Where that money is going to come from is anyone’s guess.

So far in Manitoba, health officials and members of the Diagnostic and Surgical Recovery Task Force established to reduce the backlog have come up with a few recommendations, such as formalizing an agreement with Sanford Health in Fargo for specialty spine services. That still remains a work in progress.

While each province has its own problems, Manitoba’s health-care system has perpetually struggled. Over many years, the province has had some of the longest wait times in Canada to see a doctor in hospital emergency departments.
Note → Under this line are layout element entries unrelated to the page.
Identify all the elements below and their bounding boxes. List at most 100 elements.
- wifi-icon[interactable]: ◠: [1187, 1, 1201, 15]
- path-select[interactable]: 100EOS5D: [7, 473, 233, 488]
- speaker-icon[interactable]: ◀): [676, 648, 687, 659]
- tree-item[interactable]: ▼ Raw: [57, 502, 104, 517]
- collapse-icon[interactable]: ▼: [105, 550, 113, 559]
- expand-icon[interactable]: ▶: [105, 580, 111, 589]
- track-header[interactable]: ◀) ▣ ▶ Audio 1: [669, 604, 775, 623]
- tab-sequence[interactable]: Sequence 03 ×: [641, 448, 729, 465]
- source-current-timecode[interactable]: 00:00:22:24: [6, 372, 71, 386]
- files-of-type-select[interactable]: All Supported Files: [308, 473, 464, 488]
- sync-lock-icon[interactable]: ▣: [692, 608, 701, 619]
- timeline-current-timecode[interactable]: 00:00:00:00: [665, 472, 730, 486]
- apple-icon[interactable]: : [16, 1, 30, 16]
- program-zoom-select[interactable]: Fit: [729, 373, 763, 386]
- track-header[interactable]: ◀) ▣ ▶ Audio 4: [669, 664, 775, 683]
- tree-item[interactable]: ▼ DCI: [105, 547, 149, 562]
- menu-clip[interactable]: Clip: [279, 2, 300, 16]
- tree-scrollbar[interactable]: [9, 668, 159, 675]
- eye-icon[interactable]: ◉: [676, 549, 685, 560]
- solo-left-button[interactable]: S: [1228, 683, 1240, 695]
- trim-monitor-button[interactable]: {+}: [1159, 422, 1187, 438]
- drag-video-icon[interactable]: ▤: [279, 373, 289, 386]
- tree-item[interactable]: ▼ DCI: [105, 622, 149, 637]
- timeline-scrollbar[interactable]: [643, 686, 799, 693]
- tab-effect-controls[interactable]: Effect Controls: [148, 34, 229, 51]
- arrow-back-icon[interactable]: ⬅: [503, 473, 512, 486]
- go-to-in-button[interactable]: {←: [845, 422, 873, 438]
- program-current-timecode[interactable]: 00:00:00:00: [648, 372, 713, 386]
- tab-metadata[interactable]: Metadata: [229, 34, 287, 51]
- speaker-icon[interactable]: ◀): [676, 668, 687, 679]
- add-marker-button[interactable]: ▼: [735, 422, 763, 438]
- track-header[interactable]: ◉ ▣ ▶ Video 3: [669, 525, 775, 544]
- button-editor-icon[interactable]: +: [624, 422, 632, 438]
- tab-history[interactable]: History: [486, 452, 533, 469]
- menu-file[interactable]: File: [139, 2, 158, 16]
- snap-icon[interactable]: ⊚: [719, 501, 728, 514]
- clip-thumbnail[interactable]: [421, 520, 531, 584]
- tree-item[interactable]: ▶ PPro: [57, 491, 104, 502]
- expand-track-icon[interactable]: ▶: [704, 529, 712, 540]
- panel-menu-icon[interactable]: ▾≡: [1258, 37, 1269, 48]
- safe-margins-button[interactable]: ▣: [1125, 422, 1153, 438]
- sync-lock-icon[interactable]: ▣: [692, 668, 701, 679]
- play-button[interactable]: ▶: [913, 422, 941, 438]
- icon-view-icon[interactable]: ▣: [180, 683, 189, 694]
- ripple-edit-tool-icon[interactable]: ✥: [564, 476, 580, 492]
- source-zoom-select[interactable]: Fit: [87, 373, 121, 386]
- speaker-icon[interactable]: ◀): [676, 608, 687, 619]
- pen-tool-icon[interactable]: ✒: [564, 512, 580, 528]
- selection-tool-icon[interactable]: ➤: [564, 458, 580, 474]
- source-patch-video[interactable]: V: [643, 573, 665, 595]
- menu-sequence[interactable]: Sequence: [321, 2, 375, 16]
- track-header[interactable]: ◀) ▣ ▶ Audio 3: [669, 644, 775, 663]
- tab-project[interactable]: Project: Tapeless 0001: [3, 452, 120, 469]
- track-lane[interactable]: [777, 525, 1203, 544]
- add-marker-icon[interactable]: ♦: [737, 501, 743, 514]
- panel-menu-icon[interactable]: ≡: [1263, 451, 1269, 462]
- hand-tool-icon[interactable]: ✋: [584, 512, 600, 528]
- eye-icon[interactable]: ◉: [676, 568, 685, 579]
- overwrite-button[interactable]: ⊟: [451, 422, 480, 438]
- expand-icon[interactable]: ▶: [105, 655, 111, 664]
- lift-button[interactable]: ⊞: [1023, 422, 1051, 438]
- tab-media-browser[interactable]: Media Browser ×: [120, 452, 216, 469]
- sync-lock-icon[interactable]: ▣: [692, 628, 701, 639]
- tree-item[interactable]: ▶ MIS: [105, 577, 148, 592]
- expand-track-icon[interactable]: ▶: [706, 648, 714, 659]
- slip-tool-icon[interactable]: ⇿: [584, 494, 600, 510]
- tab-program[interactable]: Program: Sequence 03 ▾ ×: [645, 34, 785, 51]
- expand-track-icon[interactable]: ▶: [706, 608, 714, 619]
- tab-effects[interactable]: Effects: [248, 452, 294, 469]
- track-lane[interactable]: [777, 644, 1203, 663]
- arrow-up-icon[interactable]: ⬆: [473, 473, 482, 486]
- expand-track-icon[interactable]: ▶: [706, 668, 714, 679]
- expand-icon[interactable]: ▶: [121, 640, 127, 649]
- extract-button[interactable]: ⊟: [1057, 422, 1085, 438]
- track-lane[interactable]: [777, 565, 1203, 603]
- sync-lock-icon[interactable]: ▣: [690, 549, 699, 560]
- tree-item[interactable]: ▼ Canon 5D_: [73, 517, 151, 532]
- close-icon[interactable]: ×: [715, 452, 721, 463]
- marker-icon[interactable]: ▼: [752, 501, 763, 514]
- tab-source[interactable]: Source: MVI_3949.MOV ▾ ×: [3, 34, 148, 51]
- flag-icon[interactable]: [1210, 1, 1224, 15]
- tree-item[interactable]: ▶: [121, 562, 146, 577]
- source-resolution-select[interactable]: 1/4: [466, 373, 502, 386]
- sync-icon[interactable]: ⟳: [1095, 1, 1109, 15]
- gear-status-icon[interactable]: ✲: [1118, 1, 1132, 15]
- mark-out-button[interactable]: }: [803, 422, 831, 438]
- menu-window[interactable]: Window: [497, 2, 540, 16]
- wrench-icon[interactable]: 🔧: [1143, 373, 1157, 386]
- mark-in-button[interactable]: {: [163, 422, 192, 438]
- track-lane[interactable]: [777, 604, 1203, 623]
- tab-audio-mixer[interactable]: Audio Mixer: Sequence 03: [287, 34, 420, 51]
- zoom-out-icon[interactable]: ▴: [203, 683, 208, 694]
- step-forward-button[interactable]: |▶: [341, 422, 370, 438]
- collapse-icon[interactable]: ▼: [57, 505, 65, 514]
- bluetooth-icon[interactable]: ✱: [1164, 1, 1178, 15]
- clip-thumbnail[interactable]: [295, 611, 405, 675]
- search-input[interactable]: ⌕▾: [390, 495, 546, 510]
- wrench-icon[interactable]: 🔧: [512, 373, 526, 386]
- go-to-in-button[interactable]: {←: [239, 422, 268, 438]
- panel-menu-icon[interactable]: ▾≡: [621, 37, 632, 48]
In September 2008, these issues led to a terrible tragedy when Brian Sinclair died in the HSC emergency room. He had been waiting to have his catheter changed for 34 hours. He was literally “ignored to death,” as later media stories put it. Patient protocols were changed in hospital ERs after this, but the endless waiting has more or less remained the same.
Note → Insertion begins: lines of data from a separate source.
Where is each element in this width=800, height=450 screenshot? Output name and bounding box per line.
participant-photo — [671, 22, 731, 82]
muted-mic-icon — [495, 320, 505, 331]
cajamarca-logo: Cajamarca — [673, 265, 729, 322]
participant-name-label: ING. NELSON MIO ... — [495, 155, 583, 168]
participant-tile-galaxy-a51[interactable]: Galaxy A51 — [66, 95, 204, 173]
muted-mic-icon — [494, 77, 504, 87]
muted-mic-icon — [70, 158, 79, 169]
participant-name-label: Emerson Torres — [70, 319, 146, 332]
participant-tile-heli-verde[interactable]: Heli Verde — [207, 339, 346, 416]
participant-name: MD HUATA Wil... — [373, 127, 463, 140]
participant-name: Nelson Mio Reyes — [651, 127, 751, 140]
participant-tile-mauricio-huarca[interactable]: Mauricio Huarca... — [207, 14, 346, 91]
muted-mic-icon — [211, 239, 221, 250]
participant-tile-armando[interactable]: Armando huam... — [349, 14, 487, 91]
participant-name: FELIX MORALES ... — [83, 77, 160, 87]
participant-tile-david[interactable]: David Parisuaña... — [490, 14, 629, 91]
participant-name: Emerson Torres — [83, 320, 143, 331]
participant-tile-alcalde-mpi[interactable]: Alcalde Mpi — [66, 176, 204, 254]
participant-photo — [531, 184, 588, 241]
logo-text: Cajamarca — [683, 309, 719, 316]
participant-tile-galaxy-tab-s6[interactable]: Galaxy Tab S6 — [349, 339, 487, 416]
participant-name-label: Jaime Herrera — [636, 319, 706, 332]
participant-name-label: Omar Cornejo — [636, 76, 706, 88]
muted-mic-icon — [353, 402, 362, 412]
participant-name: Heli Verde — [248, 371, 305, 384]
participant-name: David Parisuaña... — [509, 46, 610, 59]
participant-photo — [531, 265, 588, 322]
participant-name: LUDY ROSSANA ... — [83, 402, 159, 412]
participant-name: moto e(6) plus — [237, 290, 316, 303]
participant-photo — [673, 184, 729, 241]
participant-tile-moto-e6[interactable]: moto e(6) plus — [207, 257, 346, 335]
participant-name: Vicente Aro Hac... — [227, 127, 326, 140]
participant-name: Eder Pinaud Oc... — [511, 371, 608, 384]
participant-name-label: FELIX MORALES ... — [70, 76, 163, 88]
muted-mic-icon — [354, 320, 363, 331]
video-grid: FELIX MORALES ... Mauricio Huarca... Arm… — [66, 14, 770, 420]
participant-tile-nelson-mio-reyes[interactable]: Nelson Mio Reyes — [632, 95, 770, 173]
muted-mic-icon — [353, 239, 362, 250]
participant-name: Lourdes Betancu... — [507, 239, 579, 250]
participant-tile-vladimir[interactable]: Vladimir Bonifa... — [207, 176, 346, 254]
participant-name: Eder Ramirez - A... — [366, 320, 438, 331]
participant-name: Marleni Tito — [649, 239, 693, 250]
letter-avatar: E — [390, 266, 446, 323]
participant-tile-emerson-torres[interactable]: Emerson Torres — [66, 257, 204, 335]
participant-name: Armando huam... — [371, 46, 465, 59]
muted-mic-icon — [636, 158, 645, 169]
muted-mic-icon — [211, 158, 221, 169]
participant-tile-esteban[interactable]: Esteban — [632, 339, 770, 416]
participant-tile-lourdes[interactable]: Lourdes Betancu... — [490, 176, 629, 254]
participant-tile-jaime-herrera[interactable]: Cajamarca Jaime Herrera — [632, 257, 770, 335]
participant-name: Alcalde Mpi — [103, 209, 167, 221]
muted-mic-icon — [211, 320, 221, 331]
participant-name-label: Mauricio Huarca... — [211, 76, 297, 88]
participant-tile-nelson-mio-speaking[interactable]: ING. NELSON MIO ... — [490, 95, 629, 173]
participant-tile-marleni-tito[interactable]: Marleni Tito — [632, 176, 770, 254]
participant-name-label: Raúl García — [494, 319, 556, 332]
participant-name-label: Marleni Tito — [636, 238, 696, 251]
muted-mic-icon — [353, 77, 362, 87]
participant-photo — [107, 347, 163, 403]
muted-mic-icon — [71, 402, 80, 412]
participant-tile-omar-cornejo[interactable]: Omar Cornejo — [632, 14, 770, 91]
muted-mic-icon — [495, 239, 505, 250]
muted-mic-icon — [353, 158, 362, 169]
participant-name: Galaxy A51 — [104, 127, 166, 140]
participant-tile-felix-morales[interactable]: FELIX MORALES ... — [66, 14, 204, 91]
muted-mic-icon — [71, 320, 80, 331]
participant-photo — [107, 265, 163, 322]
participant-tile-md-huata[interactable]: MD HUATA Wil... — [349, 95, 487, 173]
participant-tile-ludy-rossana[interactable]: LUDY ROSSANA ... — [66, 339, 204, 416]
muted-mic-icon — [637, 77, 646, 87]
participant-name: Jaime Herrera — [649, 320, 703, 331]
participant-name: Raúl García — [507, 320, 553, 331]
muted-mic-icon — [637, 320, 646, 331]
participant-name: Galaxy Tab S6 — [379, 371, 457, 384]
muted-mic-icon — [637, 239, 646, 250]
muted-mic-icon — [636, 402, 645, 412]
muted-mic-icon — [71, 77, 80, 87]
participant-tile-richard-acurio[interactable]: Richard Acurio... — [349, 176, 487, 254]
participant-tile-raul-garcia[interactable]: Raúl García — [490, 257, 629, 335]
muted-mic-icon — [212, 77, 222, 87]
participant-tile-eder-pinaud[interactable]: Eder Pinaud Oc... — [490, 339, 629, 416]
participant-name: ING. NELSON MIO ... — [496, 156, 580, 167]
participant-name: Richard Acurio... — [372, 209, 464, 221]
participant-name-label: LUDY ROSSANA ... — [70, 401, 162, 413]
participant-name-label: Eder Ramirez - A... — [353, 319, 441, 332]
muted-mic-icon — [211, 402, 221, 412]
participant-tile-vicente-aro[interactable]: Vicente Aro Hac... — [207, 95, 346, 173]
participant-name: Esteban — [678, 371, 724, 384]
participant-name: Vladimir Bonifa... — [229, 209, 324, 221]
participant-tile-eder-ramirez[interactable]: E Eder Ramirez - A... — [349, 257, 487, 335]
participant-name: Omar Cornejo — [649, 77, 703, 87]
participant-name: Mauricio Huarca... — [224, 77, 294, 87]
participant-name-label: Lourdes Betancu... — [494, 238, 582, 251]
In April 1969, the head of the Manitoba Medical Association (MMA) warned the province was facing a shortage of doctors; in February 1973, it was a shortage of nurses; in early 1978 the anesthesia section of the MMA concluded Manitoba was “rapidly approaching a crisis in anesthesia manpower.”
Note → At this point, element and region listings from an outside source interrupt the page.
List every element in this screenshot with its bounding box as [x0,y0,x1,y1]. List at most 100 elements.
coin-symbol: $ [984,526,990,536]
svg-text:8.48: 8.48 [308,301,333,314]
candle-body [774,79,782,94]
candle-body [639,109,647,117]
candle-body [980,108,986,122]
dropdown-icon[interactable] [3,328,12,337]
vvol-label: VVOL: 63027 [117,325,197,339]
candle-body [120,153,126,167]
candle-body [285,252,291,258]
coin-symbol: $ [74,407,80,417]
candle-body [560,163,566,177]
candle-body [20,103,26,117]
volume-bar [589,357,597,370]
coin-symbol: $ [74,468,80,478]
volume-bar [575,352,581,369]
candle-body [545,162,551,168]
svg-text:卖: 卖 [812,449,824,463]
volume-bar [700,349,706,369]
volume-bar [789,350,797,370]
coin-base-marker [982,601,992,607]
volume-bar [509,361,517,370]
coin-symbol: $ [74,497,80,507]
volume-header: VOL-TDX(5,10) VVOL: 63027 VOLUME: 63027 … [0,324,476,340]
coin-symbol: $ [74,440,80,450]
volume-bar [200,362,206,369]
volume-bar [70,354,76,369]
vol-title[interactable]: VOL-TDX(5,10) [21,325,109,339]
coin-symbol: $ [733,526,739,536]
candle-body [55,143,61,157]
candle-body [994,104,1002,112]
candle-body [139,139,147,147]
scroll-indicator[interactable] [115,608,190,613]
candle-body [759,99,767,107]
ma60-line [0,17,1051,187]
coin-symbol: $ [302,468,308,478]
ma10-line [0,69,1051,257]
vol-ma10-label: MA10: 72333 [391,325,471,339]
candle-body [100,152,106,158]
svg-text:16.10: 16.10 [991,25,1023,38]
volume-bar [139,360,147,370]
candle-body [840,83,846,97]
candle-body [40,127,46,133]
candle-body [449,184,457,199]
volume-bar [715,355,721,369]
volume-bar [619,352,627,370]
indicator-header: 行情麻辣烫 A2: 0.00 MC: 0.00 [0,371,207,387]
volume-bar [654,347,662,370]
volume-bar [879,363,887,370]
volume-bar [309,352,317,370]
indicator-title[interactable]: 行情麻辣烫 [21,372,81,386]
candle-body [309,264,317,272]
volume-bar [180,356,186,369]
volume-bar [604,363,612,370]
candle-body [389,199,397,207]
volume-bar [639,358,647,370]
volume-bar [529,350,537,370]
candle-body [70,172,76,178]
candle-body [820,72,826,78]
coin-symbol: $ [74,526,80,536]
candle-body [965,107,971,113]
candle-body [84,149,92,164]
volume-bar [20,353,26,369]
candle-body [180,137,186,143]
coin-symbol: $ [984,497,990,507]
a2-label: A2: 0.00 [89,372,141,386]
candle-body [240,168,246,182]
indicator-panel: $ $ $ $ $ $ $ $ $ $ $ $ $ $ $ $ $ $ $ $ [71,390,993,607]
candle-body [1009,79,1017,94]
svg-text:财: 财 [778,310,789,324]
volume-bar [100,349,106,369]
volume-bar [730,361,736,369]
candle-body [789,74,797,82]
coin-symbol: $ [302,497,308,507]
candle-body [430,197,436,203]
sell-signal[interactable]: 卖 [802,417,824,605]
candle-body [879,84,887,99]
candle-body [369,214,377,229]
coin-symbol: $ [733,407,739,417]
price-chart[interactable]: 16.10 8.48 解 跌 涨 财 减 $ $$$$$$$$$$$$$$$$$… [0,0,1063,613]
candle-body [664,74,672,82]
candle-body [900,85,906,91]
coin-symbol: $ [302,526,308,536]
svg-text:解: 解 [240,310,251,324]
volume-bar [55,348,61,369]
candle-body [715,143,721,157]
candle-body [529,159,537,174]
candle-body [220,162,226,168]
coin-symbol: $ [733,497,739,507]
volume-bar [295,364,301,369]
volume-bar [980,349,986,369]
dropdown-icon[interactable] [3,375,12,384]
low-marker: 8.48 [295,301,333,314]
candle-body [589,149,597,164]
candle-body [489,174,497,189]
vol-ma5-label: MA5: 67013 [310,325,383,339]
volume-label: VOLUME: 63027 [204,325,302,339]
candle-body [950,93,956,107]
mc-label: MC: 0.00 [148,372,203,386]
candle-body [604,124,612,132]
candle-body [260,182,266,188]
In February 1983, there were unacceptable provincial government cost-cutting measures and expenditure guidelines; in June 1997, waiting times for ultrasound tests and MRI scans were growing daily; and in November 1998, it was overcrowded emergency rooms and a cancellation of too many surgeries. And, so on and so on.

Indeed, a historical survey of the health-care system in Manitoba is the story on one hand of dedication, innovation and technological advancement; and on the other, of chronic shortages, underfunding, staffing problems and denial, denial, denial.

The Free Press has occasionally run series of articles with such titles as “Hospitals in Crisis” (1983-84) and “Health Care Crunch” (1998-99), among others. And each time, the complaints and criticisms of provincial health care, as highlighted in these stories, were declared to be off-base and exaggerated by hospital administrators and health leaders.

The health care system was never “in crisis,” but rather “evolving,” as one spokesman from the Winnipeg Health Authority — the predecessor to the Winnipeg Regional Health Authority (WRHA) — put it in 1998 in response to the “Health Care Crunch” series.

Possibly the most honest statement ever made by a Manitoba health minster was uttered by Larry Desjardins, who served in that position in Howard Pawley’s government from 1981 to 1985. In response to criticisms by doctors of insufficient funding, he wondered whether too many operations were being performed.

“A few years ago there was no such thing as open-heart surgery,” he said. “If God Almighty … can’t cope with all the people who are sick and so on, where in the heck can I make miracles?”

That has not stopped Desjardins and the health ministers who succeeded him from trying to conjure miracles. Yet while each new infusion of money, announcement of new beds and restructuring of the system — the establishment of the WRHA and the other regional health authorities in the late 1990s and the creation of Shared Health in 2018 — has been implemented with great fanfare, this bureaucratic tinkering has never quite lived up to its potential.

In Manitoba, health care has long been underfunded and unable to meet rising demand, and federal health-care transfer payments never seem to be adequate, as successive provincial governments have routinely complained. In addition, the tax base is too small to deal with the province’s various socioeconomic disparities and an ever-increasing elderly population. COVID-19 has merely magnified these problems tenfold.

Now & Then is a column in which historian Allan Levine puts the events of today in a historical context.